Cross-Boundary Wildfire Solutions Act
The Cross-Boundary Wildfire Solutions Act would require the Comptroller General (GAO) to study how wildfire mitigation can be effectively carried out across land ownership boundaries, involving both Federal and non-Federal land. The study would map existing Federal programs, rules, and authorities that help or hinder cross-boundary wildfire work, assess whether changes to those programs could improve funding access and implementation for Federal land management agencies, the Department of Agriculture (NRCS), the Department of Homeland Security (FEMA and the U.S. Fire Administration), states, local governments, and Tribal governments, and review activities under the Healthy Forests Restoration Act (HFRA) related to wildfire mitigation. The GAO would then report within two years with findings and concrete recommendations to simplify cross-boundary wildfire mitigation among federal, state, local, and Tribal entities.
Key Points
- 1The bill directs the GAO to study existing Federal programs, rules, and authorities that enable or inhibit wildfire mitigation across land ownership boundaries on both Federal and non-Federal land.

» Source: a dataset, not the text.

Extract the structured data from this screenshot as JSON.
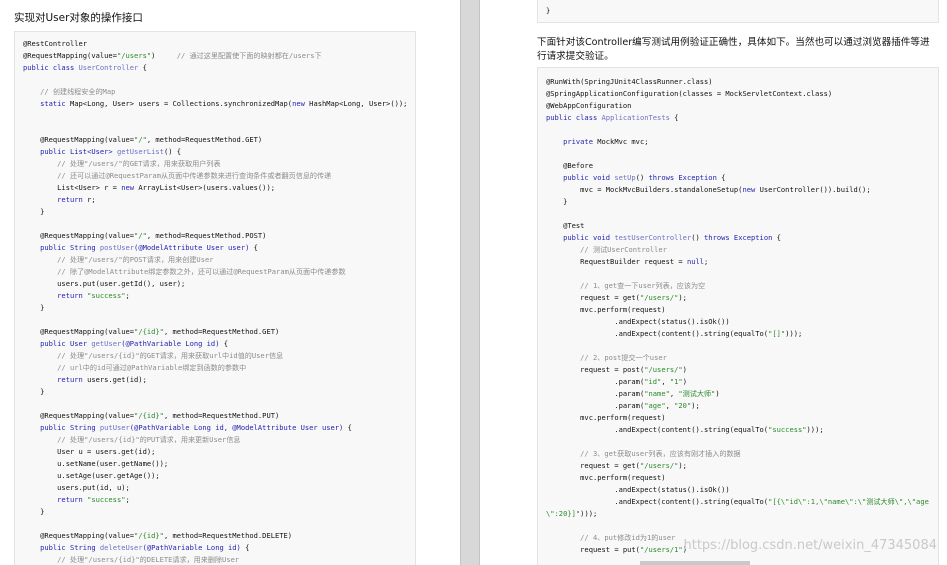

- 2It asks the GAO to evaluate whether changes to those programs/rules could increase funding capacity or access for: Federal land management agencies, the Secretary of Agriculture (via NRCS), the Secretary of Homeland Security (FEMA and the U.S. Fire Administration), States, local governments, and Tribal governments.
- 3It requires examination of activities under subsection (e) of section 103 of the Healthy Forests Restoration Act of 2003, focusing on how to improve the effectiveness of those activities and whether they have increased funding access for Federal agencies and States.
- 4A report must be submitted within 2 years of enactment to the House Committee on Natural Resources and the Senate Committee on Energy and Natural Resources, including findings and recommendations to simplify cross-boundary wildfire mitigation.
- 5The act is a study directive rather than an appropriation or immediate policy change, intended to inform future legislation or administrative actions.